No. Far from it. While China plays a masterful game of Wei Qi. America possesses advantages that China can never replicate. America has the world's best universities. It has a culture of innovation and critical thinking that is unmatched. It has an ecosystem of freedom that allows for self-correction. Most importantly, America is an immigrant society.
It attracts the best and brightest from around the world. I have often said that the United States can draw talent from 7 billion people. China can only draw from 1.4 billion. In a battle for talent, America should win.
The tragedy is that America is wasting these enormous strengths on a geopolitical contest it has not properly defined. It is spending trillions on a bloated military budget to fight wars in the Middle East or to prepare for a kinetic war in the Pacific that would destroy both nations. It is neglecting its own infrastructure. It is neglecting its own social contract.
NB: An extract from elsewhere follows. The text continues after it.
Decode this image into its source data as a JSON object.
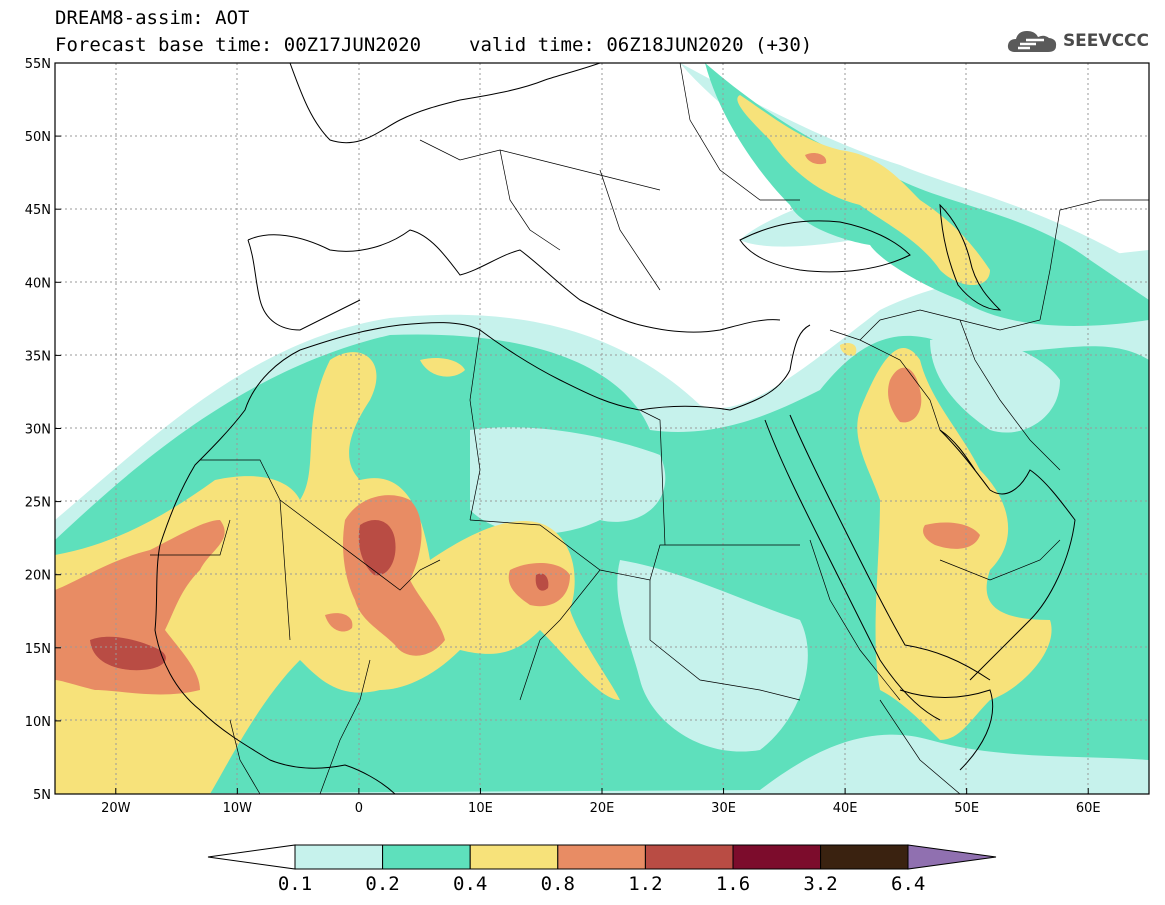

It is becoming a rigid polarized society, traits that we used to associate with the Soviet Union.
If America continues to play chess, seeking to militarize the Pacific, forcing countries to choose sides and hoping for the collapse of China, it will likely fail. The world is too integrated and China is too big to be checked. But if America decides to learn the game of Wei Qi, if it decides to compete by building better infrastructure, by re-engaging in trade deals, by fixing its own domestic divisions, and improving the wellbeing of its own people, then it can coexist with China.
We must understand the nature of the Chinese challenge. The 100-year strategy of China is not to conquer the world. China does not want to occupy Washington DC. It does not want to send missionaries to convert Americans to communism.
China's goal is rejuvenation. It wants to restore itself to what it sees as its natural historical position, a great respected civilizational power. They want respect, not dominance. They want to ensure that no foreign power can ever humiliate them again. The question is not whether America can stop China. It cannot. The 1.4 billion people of China have stood up and they're not sitting back down.
The question is whether America can adapt to a new world order. Can America accept a world where it is no longer the undisputed king on the chess board, but a major player on a shared Wei Qi board? If America can make that psychological adjustment, if it can accept competition without seeking destruction, then the 21st century can be an era of peace and prosperity.
But if Washington insists on playing chess in a Wei Qi world, we are heading toward a tragedy that no one wants and no one will win. The game has changed. The only question remaining is, when will Washington learn the new rules?